Sunday, November 9, 2014

Actually, Cleveland Starting 2-3 Matters

So the story, assuming you want to tell any story about the NBA in the first two weeks of the season that isn't entirely injury related, is how LeBron James and the Cavs are 2-3, and whether this matters.

On the face of it, it's ridiculous. The NBA regular season is 82 games long. The Cavs have suffered no brutal injuries. Expecting a new coach with a new roster to be the nuts from the start is silly.

And yet... here are the games.

95-90 home loss to the Knicks (!)
114-108 road win against the Bulls
101-82 road loss to Portland (!)
102-100 road loss to Utah (!)
110-101 road win against the Nuggets

And more importantly, here's what's been happening on the court.

34.8% from the floor... 19.8% from the arc... 25th in the league in rebounding... 29th in the league in assists... James at 23 / 6 / 6, but the eye test just shows him under the rim for a frightening amount of his work... rumors of tension between James and cuckolded alpha dog Kyrie Irving... out of place "shooting" guard Dion Waiters furiously denying a fracas about staying in the locker room during the national anthem, and belching them up at 35% from the floor... Irving taking 36 (!) shots since his last assist, en route to a whopping 4.2 a game... Power forward Kevin Love slipping to an 18/11/2,

Now, the most likely thing to happen? The Cavs to run off a bunch of wins and make everyone think that the 2-3 start did not matter at all. On Monday they host New Orleans, then visit the Cavs, before hosting the Hawks and Nuggets. If they run off four in a row, to cap the road trip ending win in Denver, they'll be 6-3 in a conference where no team is going to run out and hide. They could literally stumble around for months without any real impact on their playoff seeding.

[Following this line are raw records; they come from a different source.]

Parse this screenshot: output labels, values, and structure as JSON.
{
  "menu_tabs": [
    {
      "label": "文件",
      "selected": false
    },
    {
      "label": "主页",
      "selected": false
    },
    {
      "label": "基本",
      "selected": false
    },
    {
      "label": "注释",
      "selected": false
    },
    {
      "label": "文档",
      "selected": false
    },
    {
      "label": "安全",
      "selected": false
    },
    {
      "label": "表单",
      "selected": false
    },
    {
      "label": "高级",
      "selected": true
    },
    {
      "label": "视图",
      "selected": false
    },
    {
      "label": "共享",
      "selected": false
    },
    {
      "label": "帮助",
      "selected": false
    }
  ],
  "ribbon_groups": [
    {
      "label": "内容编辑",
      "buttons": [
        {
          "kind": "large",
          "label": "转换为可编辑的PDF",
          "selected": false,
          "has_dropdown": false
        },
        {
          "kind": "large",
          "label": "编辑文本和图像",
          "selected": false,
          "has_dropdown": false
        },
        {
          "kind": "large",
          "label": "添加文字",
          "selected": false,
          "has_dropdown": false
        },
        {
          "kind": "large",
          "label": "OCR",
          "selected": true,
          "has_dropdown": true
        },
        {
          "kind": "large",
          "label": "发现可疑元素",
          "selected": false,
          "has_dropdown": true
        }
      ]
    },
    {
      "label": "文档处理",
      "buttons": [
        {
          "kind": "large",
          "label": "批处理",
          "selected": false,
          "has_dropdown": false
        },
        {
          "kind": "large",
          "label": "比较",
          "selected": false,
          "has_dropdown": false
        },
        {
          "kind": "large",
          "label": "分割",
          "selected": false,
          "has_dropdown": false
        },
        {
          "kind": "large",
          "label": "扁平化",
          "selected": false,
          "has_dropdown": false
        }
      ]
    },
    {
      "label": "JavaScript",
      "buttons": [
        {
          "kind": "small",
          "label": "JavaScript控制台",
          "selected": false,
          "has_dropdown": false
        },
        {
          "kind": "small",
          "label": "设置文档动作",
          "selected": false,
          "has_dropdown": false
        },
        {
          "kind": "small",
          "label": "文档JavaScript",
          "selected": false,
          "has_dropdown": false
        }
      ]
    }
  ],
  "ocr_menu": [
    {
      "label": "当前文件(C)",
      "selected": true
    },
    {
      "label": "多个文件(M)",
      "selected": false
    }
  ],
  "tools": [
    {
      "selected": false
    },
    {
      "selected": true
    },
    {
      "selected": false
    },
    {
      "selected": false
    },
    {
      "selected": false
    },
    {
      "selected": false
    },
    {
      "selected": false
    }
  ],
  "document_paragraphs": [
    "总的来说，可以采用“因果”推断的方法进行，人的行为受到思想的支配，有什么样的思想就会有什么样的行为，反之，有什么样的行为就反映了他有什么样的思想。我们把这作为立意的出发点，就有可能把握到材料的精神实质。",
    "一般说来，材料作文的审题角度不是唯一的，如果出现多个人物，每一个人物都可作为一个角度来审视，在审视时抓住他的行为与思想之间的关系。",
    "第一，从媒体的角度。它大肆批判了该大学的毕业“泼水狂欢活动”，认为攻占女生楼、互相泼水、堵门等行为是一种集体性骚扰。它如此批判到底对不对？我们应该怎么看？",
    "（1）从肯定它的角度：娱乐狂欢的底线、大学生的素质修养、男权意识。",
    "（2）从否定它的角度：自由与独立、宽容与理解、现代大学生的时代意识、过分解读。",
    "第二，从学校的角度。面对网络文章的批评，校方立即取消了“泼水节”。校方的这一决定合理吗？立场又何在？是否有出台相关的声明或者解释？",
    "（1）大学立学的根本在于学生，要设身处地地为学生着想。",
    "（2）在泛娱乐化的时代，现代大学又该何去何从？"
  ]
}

But what your eyes are telling you about this club? Nothing good. It all starts with James, who spent the off-season cutting weight with a presumably better diet, but just looks like he's lost power and hops without gaining anything in the bargain. I didn't like Love's prospects for fantasy starting this year, and absent a few long ball highlight reel lobs, he's playing to poor par. You always have to wonder about stat monsters from bad teams, and Love's tendencies towards giving up open jumpers to sell out for rebound position is becoming quite obvious over time. Irving has the roughest transition, and for all of James' declarations that everything is fine, a starting PG with 4 assists a game is not exactly ideal. I haven't been a fan of Waiters' game for a long while, and trade rumors are starting to dog him, as if he has any trade value in his third year with weak numbers. The bigs (Tristan Thompson and Anderson Varejao) have been OK, but if the best thing you can say about a club that was supposed to contend for the NBA Title is that the ordinary bigs have been ordinary... well, um, not so much.

The best thing to happen for Cleveland this year? The Eastern Conference. Chicago is still injury-prone. The best teams so far, Toronto and Washington, probably aren't for real. No team has come from nowhere to look scary or athletic. Indiana and Detroit are a combined 3-9, and Milwaukee's 3-4 isn't convincing anyone. If the Cavs were in the West, they'd be staring up a nice way at four teams that have combined to go 22-3, but that's life in the NBA's second conference.

But really, this all comes back to James. He's supposed to be the Association's best player, the unstoppable force, the superstar who makes life easier for his teammates on both ends of the floor, and the guy who can beat, or defend, anyone one on one.

That's not the guy who has showed up in the first five games. Or the guy who showed up in pre-season.

Maybe he's not that guy any more.

And if he's not...

Cleveland, and a lot of other places, are going to let you know about it.